The ¥789.9 billion ($7.76 billion) surplus in the broadest measure of a nation’s trade with the rest of the world was sharply lower than the ¥4.2 trillion surplus registered a year earlier, data from the Ministry of Finance showed Monday. Until recently, the country routinely produced a surplus in excess of ¥10 trillion a year.

When Mr. Abe came to power 17 months ago, he introduced an inflation target and called for aggressive monetary easing. That helped weaken the yen’s export-crippling strength. But to his surprise, exports have yet to catch fire. So far the weaker yen has merely made imports more expensive at a time when the nation is more reliant on fossil fuel from other countries.

The trend of large surpluses abruptly reversed in 2011, when a nuclear accident forced the shutdown of nuclear plants across the nation, resulting in a surge in imports of fossil fuels.

Japanese manufacturers shifting their production offshore has also exacerbated the situation.

Any additional falls in the value of the yen could put further pressure on the current account, pushing it into deficit as returns on investments overseas fail to outweigh the trade deficit. That trade gap is also expected to widen further as the population ages, the workforce shrinks, and retirees multiply.

A current account deficit means a nation is spending more than it earns from trade and investment. A country that builds up liabilities with foreign creditors through chronic current account deficits could face funding problems if investors decide to withdraw their financing.

BNP Paribas predicts Japan will record an annual current account deficit next year, while Credit Suisse thinks it will happen after 2017.

“Some might hope that the income surplus will continue to widen at a pace sufficient to offset further deterioration in the trade balance,” economists at Credit Suisse said. “But that could prove difficult in practice, given that the world economy is facing a decline in returns,” they added, pointing to the global low rate environment and slower growth in emerging economies.

The recent deterioration in Japan’s trade balance, as a result of slower exports and stronger imports, points to the possibility that this day of reckoning may come sooner rather than later.

“The recent surge in imports was a surprise,” said Takashi Shiono, an economist with Credit Suisse. Some of it may be due to rush purchases ahead of the April 1 sales tax hike, but data for April suggest that a change is more permanent than temporary: Japanese are embracing imported items much more than before, he said.

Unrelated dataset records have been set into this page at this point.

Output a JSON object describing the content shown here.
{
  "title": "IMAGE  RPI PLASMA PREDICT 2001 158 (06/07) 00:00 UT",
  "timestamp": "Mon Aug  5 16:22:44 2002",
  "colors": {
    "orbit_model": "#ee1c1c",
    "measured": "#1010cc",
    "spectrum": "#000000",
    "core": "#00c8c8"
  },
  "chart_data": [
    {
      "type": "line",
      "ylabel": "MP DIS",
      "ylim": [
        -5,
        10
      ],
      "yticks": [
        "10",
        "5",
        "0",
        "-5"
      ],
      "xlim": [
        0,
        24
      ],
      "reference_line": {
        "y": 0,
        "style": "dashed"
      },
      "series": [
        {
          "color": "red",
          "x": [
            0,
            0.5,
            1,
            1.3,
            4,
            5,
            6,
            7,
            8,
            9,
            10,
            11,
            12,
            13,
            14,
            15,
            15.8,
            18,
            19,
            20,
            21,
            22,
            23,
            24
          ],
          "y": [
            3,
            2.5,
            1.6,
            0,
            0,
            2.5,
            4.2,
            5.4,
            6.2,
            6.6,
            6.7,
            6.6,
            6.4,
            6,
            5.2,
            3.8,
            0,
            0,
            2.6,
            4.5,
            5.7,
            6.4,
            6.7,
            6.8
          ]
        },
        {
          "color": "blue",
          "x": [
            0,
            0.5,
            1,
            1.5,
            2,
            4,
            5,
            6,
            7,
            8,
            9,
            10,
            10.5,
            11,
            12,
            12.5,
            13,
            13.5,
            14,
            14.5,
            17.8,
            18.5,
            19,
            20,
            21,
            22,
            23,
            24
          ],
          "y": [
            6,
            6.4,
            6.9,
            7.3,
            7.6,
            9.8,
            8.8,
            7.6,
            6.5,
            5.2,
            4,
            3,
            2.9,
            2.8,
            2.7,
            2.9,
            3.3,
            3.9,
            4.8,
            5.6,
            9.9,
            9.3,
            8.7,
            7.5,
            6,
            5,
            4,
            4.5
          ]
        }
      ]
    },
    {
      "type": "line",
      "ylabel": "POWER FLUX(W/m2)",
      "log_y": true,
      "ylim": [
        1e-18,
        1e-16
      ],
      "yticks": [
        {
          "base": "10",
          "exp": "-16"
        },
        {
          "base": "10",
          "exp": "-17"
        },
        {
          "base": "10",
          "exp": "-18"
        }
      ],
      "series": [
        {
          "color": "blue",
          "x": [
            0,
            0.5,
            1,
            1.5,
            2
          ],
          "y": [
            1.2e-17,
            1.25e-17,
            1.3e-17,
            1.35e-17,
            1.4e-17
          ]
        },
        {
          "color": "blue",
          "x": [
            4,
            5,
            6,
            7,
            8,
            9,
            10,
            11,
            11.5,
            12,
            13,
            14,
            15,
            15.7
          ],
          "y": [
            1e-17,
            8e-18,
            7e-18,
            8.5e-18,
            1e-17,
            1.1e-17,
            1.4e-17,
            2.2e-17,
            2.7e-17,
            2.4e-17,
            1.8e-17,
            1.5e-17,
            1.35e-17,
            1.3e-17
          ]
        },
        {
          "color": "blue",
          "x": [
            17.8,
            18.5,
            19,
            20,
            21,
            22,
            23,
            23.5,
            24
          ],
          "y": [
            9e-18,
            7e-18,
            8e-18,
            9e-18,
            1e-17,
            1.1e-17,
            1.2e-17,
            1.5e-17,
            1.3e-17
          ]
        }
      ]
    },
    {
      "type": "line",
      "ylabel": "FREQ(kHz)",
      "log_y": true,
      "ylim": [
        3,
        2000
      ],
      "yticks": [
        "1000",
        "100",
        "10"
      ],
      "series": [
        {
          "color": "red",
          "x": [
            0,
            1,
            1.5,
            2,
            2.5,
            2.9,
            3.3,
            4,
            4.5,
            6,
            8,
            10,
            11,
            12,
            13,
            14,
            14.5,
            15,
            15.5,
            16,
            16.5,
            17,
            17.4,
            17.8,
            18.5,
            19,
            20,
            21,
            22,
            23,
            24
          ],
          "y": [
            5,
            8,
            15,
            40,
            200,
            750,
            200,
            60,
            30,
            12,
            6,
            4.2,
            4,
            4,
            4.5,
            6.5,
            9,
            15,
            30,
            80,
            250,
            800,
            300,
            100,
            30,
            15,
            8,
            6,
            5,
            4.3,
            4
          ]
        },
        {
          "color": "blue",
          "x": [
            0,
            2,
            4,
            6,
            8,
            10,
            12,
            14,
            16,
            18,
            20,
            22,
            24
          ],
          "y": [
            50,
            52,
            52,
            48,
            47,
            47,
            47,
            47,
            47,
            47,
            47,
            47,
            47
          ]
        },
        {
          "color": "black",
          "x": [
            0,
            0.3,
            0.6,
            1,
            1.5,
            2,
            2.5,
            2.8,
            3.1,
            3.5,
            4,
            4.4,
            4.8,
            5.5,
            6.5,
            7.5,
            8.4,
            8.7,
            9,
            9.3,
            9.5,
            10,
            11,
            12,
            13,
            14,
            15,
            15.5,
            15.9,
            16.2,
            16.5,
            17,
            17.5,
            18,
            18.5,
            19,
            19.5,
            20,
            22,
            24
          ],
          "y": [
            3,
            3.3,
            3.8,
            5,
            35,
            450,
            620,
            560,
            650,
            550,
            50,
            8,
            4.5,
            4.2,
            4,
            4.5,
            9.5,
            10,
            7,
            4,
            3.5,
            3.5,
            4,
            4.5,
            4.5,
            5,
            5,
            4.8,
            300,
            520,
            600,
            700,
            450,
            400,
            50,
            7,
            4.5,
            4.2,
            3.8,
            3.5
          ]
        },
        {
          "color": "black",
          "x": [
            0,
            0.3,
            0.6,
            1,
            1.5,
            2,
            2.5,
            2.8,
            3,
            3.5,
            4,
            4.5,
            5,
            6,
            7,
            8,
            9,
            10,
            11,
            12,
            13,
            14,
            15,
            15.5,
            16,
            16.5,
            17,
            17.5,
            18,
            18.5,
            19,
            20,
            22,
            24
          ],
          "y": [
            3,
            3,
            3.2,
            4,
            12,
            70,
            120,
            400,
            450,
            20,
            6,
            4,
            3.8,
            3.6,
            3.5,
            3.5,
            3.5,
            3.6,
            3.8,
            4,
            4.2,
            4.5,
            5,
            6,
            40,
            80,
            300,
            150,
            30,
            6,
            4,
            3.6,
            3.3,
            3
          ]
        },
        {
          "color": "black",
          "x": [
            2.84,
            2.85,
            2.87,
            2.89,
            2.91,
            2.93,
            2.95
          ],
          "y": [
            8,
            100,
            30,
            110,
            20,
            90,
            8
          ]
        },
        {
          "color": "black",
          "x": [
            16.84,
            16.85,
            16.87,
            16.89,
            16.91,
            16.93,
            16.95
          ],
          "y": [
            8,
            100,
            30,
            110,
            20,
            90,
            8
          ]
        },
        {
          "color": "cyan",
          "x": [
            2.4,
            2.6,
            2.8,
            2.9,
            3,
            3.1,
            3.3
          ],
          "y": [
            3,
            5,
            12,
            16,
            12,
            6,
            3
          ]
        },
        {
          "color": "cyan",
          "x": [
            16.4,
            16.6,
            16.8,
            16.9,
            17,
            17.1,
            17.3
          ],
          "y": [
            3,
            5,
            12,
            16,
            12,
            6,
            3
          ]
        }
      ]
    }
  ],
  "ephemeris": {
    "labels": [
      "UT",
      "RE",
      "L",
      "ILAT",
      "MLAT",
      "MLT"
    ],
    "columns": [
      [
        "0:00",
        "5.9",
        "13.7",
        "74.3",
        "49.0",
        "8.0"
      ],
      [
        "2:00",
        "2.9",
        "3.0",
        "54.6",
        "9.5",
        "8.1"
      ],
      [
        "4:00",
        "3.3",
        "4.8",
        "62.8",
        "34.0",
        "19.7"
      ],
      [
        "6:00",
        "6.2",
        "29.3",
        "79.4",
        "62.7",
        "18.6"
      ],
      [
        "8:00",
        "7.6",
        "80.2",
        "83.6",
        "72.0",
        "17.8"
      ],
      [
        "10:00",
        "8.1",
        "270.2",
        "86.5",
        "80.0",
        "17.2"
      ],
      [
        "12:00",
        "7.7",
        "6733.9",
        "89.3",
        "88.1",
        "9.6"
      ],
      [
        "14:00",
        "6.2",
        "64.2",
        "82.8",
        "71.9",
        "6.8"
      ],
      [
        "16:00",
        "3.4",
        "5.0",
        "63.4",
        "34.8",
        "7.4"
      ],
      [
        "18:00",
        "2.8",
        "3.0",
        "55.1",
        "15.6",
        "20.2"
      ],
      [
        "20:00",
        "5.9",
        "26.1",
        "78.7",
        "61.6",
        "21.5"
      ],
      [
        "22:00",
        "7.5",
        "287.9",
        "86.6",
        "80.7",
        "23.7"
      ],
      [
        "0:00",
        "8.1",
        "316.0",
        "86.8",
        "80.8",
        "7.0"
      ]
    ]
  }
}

For now, the Bank of Japan is effectively taking care of Japan’s fiscal woes. By buying up Japanese government bonds at a faster pace than the government issues new debt, the central bank makes sure the supply-demand balance remains tight for JGBs. But with inflation rising on the back of a weakening yen, it’s not clear how long the BOJ will be able to continue its ultra-easy monetary policy.

Having largely giving up on achieving a balanced budget, Japan’s current goal is to stabilize the debt situation by 2020, mainly through sales tax increases, around the current debt-to-gross domestic product ratio of 240%. But according to a government panel report released on April 28, even that won’t be enough to bring the situation completely under control beyond 2020, as baby boomers reach 75, an age associated with a huge increase in medical and elderly care expenses, much of which are funded by the central government.

Some economists argue that there is no need to treat debt owed to domestic and foreign investors differently. No matter who owns the debt, the government’s job should be the same: keeping its debt under control and achieving healthy economic growth, said Takao Komine, professor of economics at Hosei University.

Mr. Komine points to the U.S., which has run twin deficits of fiscal and current account shortfalls for many years.

For the month of March, the current account balance came to a surplus of ¥116.4 billion, compared with a median forecast of a ¥294 billion surplus according to a survey conducted by The Wall Street Journal and the Nikkei.

The current account measures trade in goods, services, tourism and investment. It is calculated by determining the difference between Japan’s income from foreign sources against payments on foreign obligations and excludes net capital investment.